We have had a low-conviction 25bp rate hike in our forecasts for the Bank of Korea for a while. Now, as we approach that quarter, it is no longer looking quite as silly as it did a few months ago. We'll stick with it, with firming conviction if the domestic data continues to run as it has this week.
Amidst a stream of not terribly exciting releases, Korea also releases its manufacturing PMI series today - as does the rest of the region. This includes the Caixin manufacturing PMI for China, which will arguably have the most market attention. Official PMIs earlier in the week were slightly higher, against expectations. We think these numbers, which stem from mainly smaller firms than the official series, could see a greater influence of deleveraging and trade tensions, so we see something lower than the consensus 50.9 as probable, though anything short of a catastrophic fall we will largely put down to seasonal factors.

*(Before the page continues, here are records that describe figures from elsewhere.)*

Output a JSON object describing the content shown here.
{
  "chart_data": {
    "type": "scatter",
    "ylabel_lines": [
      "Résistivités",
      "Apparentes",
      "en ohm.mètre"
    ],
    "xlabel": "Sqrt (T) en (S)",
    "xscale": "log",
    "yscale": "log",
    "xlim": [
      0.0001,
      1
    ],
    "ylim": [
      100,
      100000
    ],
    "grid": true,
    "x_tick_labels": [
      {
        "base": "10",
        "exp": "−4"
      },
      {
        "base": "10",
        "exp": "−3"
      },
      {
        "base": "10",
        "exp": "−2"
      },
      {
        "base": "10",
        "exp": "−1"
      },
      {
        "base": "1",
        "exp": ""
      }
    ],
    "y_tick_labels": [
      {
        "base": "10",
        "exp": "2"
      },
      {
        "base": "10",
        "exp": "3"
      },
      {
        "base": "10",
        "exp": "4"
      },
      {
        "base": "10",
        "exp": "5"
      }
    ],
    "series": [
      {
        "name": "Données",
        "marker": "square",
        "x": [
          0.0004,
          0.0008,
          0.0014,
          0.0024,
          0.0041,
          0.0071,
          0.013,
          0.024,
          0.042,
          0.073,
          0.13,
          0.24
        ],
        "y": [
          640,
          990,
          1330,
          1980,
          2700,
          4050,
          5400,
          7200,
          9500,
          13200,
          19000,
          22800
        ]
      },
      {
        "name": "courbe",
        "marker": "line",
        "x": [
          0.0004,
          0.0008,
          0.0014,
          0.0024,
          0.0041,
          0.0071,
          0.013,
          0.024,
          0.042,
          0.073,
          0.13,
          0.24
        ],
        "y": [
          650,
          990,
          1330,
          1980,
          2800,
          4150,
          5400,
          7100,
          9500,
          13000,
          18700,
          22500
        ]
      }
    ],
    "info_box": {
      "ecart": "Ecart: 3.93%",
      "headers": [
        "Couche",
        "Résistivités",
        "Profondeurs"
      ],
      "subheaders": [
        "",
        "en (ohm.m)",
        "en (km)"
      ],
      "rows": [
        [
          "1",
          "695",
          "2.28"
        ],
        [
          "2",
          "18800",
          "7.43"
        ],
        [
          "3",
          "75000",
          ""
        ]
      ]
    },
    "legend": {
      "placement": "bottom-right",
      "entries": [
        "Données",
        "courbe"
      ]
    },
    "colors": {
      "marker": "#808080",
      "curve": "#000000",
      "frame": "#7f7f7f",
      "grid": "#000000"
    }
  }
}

Elsewhere, Indonesia's inflation for April will also likely edge higher to 3.5% YoY from 3.4%. We are expecting BI to raise rates 25bp later this quarter, and again in 4Q18. This inflation data will help solidify confidence in this call, and could provide a little support to the IDR, which has been struggling for most of the year (providing part of the explanation for rising inflation)
Global - Trump dominates the news still
Eurozone GDP for 1Q18 due today will provide no big shocks - we know most of the country data already, so the 0.4% consensus is basically an exercise in weighted averages and simple arithmetic. It will be weaker than US growth in the same quarter (0.6%QoQ), but stronger than that of the UK (0.1%). That puts it in line with currency performances. All regions have seen a slowdown in 1Q18 GDP. This is either poor statistical adjustment (US) or partly seasonal weather affected (EU, UK). In any event, it is historical and will arouse little interest in markets.
US President Donald Trump continues to draw media headlines, or at least, his administration does. Wilbur Ross is in the news today pouring cold water on suggestions that the Mnuchin-led expedition to China to discuss a trade solution to avoid all-out war will succeed. He notes that the US is poised to walk out of talks if they don't appear to be making quick progress (is this just Trump negotiation tactics? If so, presumably others are spotting the pattern by now, reducing its effectiveness...?)
We have also had more extensions (an additional one month) over the steel and aluminium tariffs. This has not pleased the Europeans, who see this as a means to tilt the trade playing field in favour of the US, rather than undo any natural tilt towards the EU. Cars are at the heart of the European bilateral surplus with the US. There is a reason European's don't buy US cars. It is nothing to do with trade unfairness or even price. We won't say anything more. We don't want angry emails.